Brussels is foiling a German attempt to delay the launch of a multi-billion euro EU project to create a cyber-secure satellite system for spy agencies, governments and armies, POLITICO reports.
The planned constellation, called IRIS² (short for Infrastructure for Resilience, Interconnectivity and Security by Satellite), is backed by France and involves more than €3bn of public money to build a European alternative to Elon Musk’s Starlink space communications network.
As the industry moves closer to signing major contracts, German Vice Chancellor Robert Habeck wrote a letter to the EU executive in early April saying the IRIS² project is too expensive, that the work will not be fairly divided between France and Germany and that the planned services are not advanced enough to be worth such costs, officials confirmed to POLITICO.
Habeck said work should be suspended while IRIS², the bloc’s third major space programme after the Galileo geonavigation network and the Copernicus Earth observation constellation, is fundamentally rethought.
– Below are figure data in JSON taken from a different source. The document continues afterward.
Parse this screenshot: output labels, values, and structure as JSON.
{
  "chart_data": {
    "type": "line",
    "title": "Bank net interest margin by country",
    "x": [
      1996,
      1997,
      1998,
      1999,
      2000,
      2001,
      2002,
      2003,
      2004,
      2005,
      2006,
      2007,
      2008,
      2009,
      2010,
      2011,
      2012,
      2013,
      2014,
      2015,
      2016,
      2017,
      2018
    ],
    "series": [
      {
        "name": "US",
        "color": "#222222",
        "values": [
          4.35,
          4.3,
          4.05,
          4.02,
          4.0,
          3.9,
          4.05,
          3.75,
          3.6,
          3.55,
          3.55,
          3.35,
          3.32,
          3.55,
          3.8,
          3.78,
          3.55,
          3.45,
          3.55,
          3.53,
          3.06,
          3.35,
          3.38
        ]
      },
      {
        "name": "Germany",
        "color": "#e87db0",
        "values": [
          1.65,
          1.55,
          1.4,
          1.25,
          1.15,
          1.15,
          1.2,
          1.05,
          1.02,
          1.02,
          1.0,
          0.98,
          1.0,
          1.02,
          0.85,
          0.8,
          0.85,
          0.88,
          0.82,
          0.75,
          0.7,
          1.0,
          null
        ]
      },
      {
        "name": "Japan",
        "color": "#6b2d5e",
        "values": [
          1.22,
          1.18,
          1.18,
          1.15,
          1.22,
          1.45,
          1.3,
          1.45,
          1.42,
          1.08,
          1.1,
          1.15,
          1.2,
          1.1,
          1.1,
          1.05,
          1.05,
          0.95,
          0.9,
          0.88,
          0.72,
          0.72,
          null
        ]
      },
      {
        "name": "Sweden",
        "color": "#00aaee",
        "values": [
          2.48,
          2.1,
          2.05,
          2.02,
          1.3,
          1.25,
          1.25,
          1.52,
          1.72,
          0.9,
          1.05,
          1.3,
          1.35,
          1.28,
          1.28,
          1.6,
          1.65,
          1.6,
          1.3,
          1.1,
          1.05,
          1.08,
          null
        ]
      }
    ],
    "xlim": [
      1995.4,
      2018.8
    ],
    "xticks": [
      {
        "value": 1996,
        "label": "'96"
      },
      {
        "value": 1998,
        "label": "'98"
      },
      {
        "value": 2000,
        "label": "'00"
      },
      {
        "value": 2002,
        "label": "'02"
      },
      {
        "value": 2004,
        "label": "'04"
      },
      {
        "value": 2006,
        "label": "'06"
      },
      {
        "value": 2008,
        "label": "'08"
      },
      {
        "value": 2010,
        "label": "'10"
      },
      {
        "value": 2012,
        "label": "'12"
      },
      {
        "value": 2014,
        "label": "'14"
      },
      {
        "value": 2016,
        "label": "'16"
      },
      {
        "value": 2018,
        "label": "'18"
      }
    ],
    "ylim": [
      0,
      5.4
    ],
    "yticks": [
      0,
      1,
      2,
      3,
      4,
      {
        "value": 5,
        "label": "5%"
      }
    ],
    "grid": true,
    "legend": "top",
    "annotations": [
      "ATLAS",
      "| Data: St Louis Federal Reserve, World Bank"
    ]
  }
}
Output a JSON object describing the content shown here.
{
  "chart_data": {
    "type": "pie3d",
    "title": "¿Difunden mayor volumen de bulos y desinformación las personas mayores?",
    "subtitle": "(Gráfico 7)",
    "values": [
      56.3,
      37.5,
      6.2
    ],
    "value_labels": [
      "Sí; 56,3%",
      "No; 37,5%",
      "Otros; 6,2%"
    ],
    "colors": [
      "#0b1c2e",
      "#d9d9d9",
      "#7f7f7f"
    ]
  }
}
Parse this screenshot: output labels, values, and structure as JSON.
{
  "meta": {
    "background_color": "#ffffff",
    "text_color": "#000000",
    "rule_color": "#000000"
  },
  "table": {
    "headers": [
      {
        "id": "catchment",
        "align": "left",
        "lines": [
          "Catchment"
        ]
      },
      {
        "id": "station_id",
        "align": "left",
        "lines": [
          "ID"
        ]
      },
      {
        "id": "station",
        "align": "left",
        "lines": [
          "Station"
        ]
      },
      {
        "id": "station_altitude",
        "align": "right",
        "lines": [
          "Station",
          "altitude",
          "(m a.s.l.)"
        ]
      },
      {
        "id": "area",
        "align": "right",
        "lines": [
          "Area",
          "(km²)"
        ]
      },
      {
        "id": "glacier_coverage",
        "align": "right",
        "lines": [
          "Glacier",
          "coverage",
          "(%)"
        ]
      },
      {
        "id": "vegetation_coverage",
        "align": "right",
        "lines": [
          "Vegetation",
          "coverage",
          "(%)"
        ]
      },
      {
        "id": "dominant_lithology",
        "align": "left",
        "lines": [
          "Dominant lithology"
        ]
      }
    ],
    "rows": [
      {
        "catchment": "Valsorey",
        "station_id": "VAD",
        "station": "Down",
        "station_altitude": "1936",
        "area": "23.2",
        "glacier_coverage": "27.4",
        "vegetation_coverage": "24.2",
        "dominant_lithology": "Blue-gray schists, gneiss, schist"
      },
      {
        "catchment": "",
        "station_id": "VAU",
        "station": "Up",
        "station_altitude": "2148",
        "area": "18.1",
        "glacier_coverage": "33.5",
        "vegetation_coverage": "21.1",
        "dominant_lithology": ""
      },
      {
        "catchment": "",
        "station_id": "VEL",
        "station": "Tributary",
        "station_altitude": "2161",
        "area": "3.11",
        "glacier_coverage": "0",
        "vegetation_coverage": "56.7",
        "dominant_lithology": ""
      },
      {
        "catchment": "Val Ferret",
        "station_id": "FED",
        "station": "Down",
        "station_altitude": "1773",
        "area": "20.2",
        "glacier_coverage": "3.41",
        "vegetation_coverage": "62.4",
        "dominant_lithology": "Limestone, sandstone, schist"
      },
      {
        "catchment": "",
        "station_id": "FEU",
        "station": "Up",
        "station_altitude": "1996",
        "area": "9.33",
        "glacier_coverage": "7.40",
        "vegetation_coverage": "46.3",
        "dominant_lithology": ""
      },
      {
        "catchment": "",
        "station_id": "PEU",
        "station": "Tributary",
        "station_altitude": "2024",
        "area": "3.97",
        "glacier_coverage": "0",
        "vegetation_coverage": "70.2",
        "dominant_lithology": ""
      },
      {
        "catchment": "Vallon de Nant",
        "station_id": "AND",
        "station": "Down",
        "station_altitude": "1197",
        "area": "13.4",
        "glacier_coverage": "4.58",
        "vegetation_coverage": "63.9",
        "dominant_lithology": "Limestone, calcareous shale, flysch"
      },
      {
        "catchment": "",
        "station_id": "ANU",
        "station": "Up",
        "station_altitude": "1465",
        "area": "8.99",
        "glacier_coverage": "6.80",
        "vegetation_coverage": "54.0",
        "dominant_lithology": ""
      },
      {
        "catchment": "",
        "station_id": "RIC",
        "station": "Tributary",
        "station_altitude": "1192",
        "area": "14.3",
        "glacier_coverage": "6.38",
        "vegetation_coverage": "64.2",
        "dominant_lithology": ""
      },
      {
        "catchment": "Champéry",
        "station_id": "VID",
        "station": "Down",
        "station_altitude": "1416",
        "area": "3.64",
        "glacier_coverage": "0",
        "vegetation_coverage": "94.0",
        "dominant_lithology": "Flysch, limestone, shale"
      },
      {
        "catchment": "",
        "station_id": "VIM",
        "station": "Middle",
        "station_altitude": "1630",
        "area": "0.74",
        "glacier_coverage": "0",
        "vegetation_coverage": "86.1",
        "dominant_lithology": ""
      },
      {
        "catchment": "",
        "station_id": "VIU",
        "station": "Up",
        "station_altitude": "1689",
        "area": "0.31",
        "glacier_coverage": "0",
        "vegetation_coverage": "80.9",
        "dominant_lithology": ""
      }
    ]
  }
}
Habeck wrote in his letter to the Commission, first reported by Handelsblatt:
“Too much is at stake to make hasty decisions.”
However, the budget for IRIS² has already been allocated, EU legislation has been fixed and the European Space Agency is ready for funding – that a national effort to manage procurement at this late stage of the game is doomed to failure. Speaking on condition of being granted anonymity to discuss an ongoing procurement process, an EU official said:
“Industrial lobbying through a member state has no impact.”
Thierry Breton, France’s Commissioner for the Internal Market and architect of IRIS², promised in January to sign “the biggest space contract in EU history” by the end of March to get the programme up and running. That didn’t happen: the final proposal from the Airbus-led SpaceRise consortium didn’t arrive until 1 March.
The proposal is now being reviewed by the EU’s Tender Evaluation Commission, which oversees the procurement process. The commission has held talks with SpaceRise to improve the final offer, and Berlin attributes this process to Habeck’s demands to rethink the situation. A spokesperson for Habeck’s economic affairs ministry said:
“There is agreement that the overall costs must be reduced. There is also agreement that the applications must be expanded if IRIS² is to be a success.”
That’s not how Brussels frames it. The EU official said:
“There is no link whatsoever between the German letter and the optimisation step recommended.”
They described Habeck’s push as “ill-founded” and “pure lobbying tactics.”
The hope remains that IRIS² contracts can be confirmed in the coming weeks. Europe’s efforts to promote its programme to compete with SpaceX have been hampered by national controversy: IRIS² has been accused of serving French aerospace interests. One national space diplomat on condition of anonymity to discuss the sensitive program said:
“The Germans have a point. They were not happy that the Commission wanted to go forward only with one consortium.”
German space company OHB, heavyweights Airbus and France’s Thales are part of SpaceRise, which has no rivals in the race for the contract to build and operate a network of some 170 satellites in low Earth orbit. The lack of competition makes it difficult to come up with a competitive bid for the EU.